Publishing at Maryknoll readily brings to mind the highly-recognizable Maryknoll magazine and Orbis Books which celebrates its 50th anniversary this year. What you may not have heard of is the Maryknoll Bookshelf.
Founded by two giants of the Maryknoll Fathers and Brothers’ media work, Fathers John J. Considine and Albert J. Nevins, Maryknoll Bookshelf produced a significant number of books by and about Maryknoll missioners and their work as well as teaching aids, films, audio, art and religious articles. The period 1936 to 1966 was a time of great expansion in book publishing by the Society as a part of its Cultivation Department’s mission education work.
In the late 1960s there were a number of changes that affected the Maryknoll Bookshelf. Fathers Considine and Nevins left the Cultivation Department and, as a result, book publishing declined to a bare minimum. The Society was also working on adapting to the pronouncements of Vatican II and the changing times in the Church and US society. The newly formed Social Communications Department took over the responsibilities of the Cultivation Department. As head of Social Communications, Father Miguel d’Escoto envisioned a revitalization of book publishing by the Society. It would be reoriented to publishing works by Third World authors and those who wrote about the Third World, especially from the faith perspective. Through his influence Orbis Books was founded in 1970.
The article “Bringing the Missions to Life – A popular missionary literature is Maryknoll Bookshelf’s aim” appeared in the January 1957 issue of Maryknoll magazine. It provides a good explanation of the reasoning behind the Bookshelf, its aims and some unbelievable statistics.

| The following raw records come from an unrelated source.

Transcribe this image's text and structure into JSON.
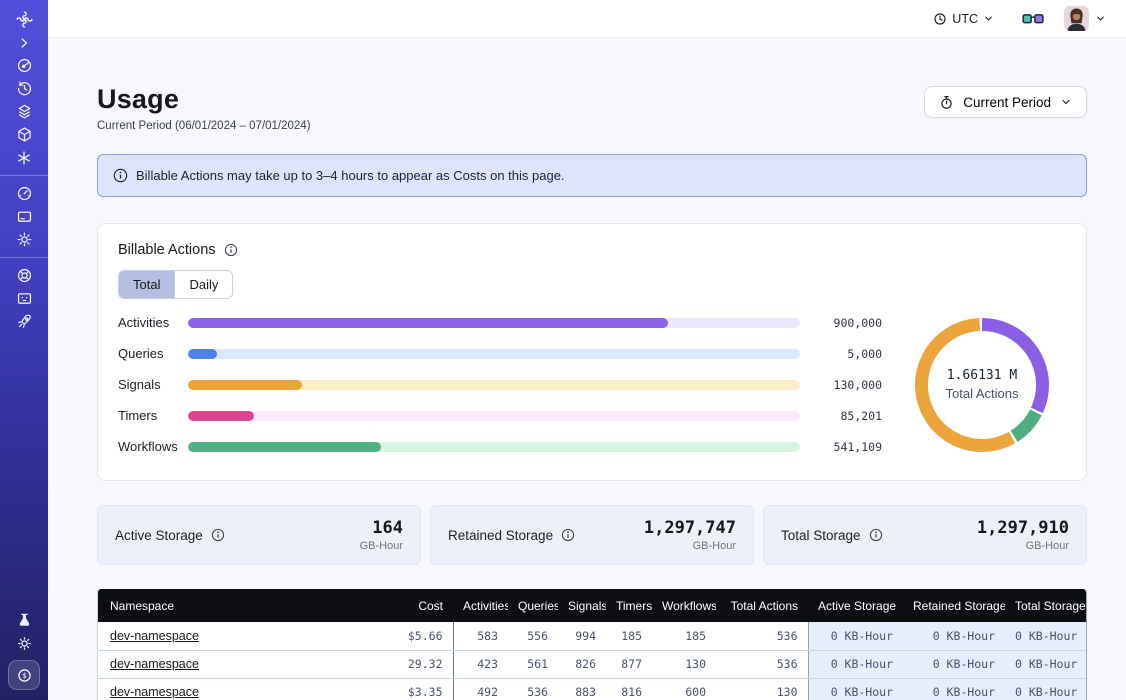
{
  "topbar": {
    "timezone_label": "UTC",
    "icons": [
      "clock-icon",
      "chevron-down-icon",
      "glasses-icon",
      "avatar",
      "chevron-down-icon"
    ]
  },
  "sidebar": {
    "accent_top": "#5150da",
    "accent_bottom": "#222163",
    "icons": [
      "temporal-logo",
      "chevron-right-icon",
      "namespaces-icon",
      "history-icon",
      "layers-icon",
      "cube-icon",
      "asterisk-icon",
      "usage-gauge-icon",
      "billing-card-icon",
      "settings-gear-icon",
      "support-lifebuoy-icon",
      "feedback-monitor-icon",
      "rocket-icon",
      "labs-flask-icon",
      "theme-sun-icon",
      "pricing-coin-icon"
    ]
  },
  "page": {
    "title": "Usage",
    "subtitle": "Current Period (06/01/2024 – 07/01/2024)",
    "period_button_label": "Current Period"
  },
  "banner": {
    "text": "Billable Actions may take up to 3–4 hours to appear as Costs on this page."
  },
  "billable_actions": {
    "title": "Billable Actions",
    "tabs": [
      {
        "label": "Total",
        "selected": true
      },
      {
        "label": "Daily",
        "selected": false
      }
    ]
  },
  "chart_data": [
    {
      "type": "bar",
      "title": "Billable Actions – Total",
      "orientation": "horizontal",
      "categories": [
        "Activities",
        "Queries",
        "Signals",
        "Timers",
        "Workflows"
      ],
      "values": [
        900000,
        5000,
        130000,
        85201,
        541109
      ],
      "value_labels": [
        "900,000",
        "5,000",
        "130,000",
        "85,201",
        "541,109"
      ],
      "bar_fill_pct": [
        78.5,
        4.7,
        18.6,
        10.8,
        31.6
      ],
      "fill_colors": [
        "#8A63E6",
        "#4D82E8",
        "#EBA438",
        "#D8468F",
        "#50B183"
      ],
      "track_colors": [
        "#ECE6FB",
        "#DCE8FB",
        "#FBEEC6",
        "#FCE9F9",
        "#D7F4E2"
      ],
      "grid": false,
      "legend": false
    },
    {
      "type": "pie",
      "title": "Total Actions donut",
      "center_value": "1.66131 M",
      "center_label": "Total Actions",
      "segments": [
        {
          "name": "activities",
          "color": "#8A5FE3",
          "pct": 32.5
        },
        {
          "name": "workflows",
          "color": "#4FAE80",
          "pct": 9.2
        },
        {
          "name": "signals",
          "color": "#ECA43D",
          "pct": 58.3
        }
      ]
    }
  ],
  "storage_cards": [
    {
      "label": "Active Storage",
      "value": "164",
      "unit": "GB-Hour"
    },
    {
      "label": "Retained Storage",
      "value": "1,297,747",
      "unit": "GB-Hour"
    },
    {
      "label": "Total Storage",
      "value": "1,297,910",
      "unit": "GB-Hour"
    }
  ],
  "table": {
    "columns": [
      "Namespace",
      "Cost",
      "Activities",
      "Queries",
      "Signals",
      "Timers",
      "Workflows",
      "Total Actions",
      "Active Storage",
      "Retained Storage",
      "Total Storage"
    ],
    "column_keys": [
      "namespace",
      "cost",
      "activities",
      "queries",
      "signals",
      "timers",
      "workflows",
      "total_actions",
      "active_storage",
      "retained_storage",
      "total_storage"
    ],
    "rows": [
      {
        "namespace": "dev-namespace",
        "cost": "$5.66",
        "activities": "583",
        "queries": "556",
        "signals": "994",
        "timers": "185",
        "workflows": "185",
        "total_actions": "536",
        "active_storage": "0 KB-Hour",
        "retained_storage": "0 KB-Hour",
        "total_storage": "0 KB-Hour"
      },
      {
        "namespace": "dev-namespace",
        "cost": "29.32",
        "activities": "423",
        "queries": "561",
        "signals": "826",
        "timers": "877",
        "workflows": "130",
        "total_actions": "536",
        "active_storage": "0 KB-Hour",
        "retained_storage": "0 KB-Hour",
        "total_storage": "0 KB-Hour"
      },
      {
        "namespace": "dev-namespace",
        "cost": "$3.35",
        "activities": "492",
        "queries": "536",
        "signals": "883",
        "timers": "816",
        "workflows": "600",
        "total_actions": "130",
        "active_storage": "0 KB-Hour",
        "retained_storage": "0 KB-Hour",
        "total_storage": "0 KB-Hour"
      },
      {
        "namespace": "",
        "cost": "",
        "activities": "",
        "queries": "",
        "signals": "",
        "timers": "",
        "workflows": "",
        "total_actions": "",
        "active_storage": "",
        "retained_storage": "",
        "total_storage": ""
      }
    ]
  }
}
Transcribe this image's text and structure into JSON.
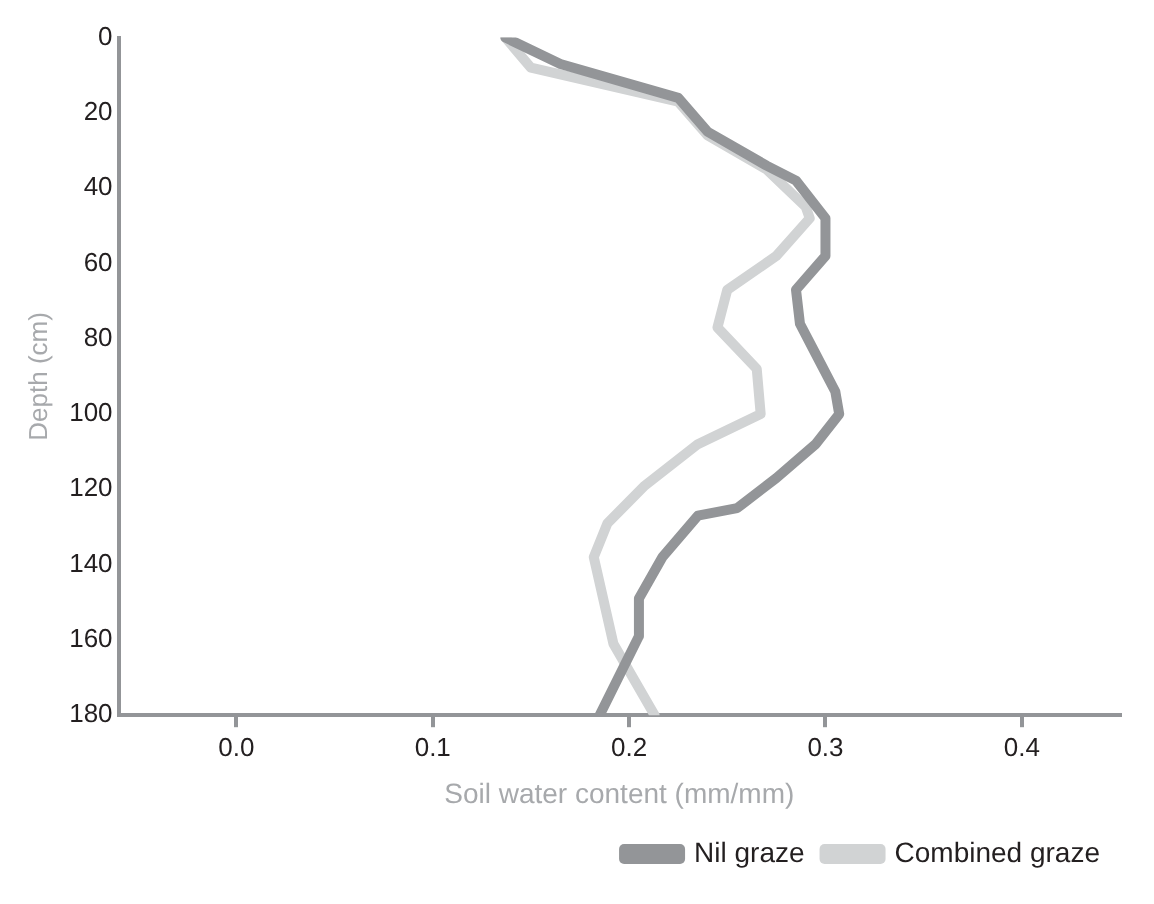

“On a warm summer afternoon in 1906, Father James A. Walsh, archdiocesan director of the Society of the Propagation of the Faith in Boston and future co-founder of the Maryknoll Fathers and Brothers, began a letter to Father John T. McNicholas:
‘I took up a catalogue of a Catholic book concern. Works on history and dogma, books of instruction, devotion and controversy were generously tabulated. So, too, were numerous lists of fiction…
I searched carefully through four thousand titles and discovered on the subject of Foreign Missions – four – two of them published more than a quarter century ago.
How can we know unless we be taught? With few books written in English on the subject, with practically no live periodicals to represent the cause, with a scarcity articles in our various magazines, we cannot wonder that our people, and even some of our good priests, have not realized the need.’
These thoughts…were the inspiration for the Catholic Foreign Mission Bureau and its successor, the Maryknoll Bookshelf. The purpose was the education of American Catholics in World Christianity and particularly in things missionary.
Father Walsh was motivated by the principle that every idea, if it is to be strong, must possess a literature. The mission idea must be found in attractive and convincing books, in order to live in men’s lives.
In the ten-year period from 1946 to 1955, the Maryknoll Bookshelf sold a quarter of a million full-sized mission books; two million textbooks in which the mission idea was incorporated; five million smaller publications; almost a hundred thousand sets of classroom teaching materials. Through these sales, the missions have become a part of home and classroom, naturally and easily.
‘We are trying to give the Catholic American people a strong sense of belonging to a world-conscious Church, rich in mission history,’ says Father John J. Considine, architect and director of Maryknoll’s educational program and prominent mission authority.
‘The answer lies in a carefully conceived, systematic education that will remold the Catholic social concepts to the apostolic pattern… The instruments employed must be books, periodicals, and various audiovisual aids.’
Thus through its mission-education program, Maryknoll attempts to convey to all American Catholics the full message of Christ.”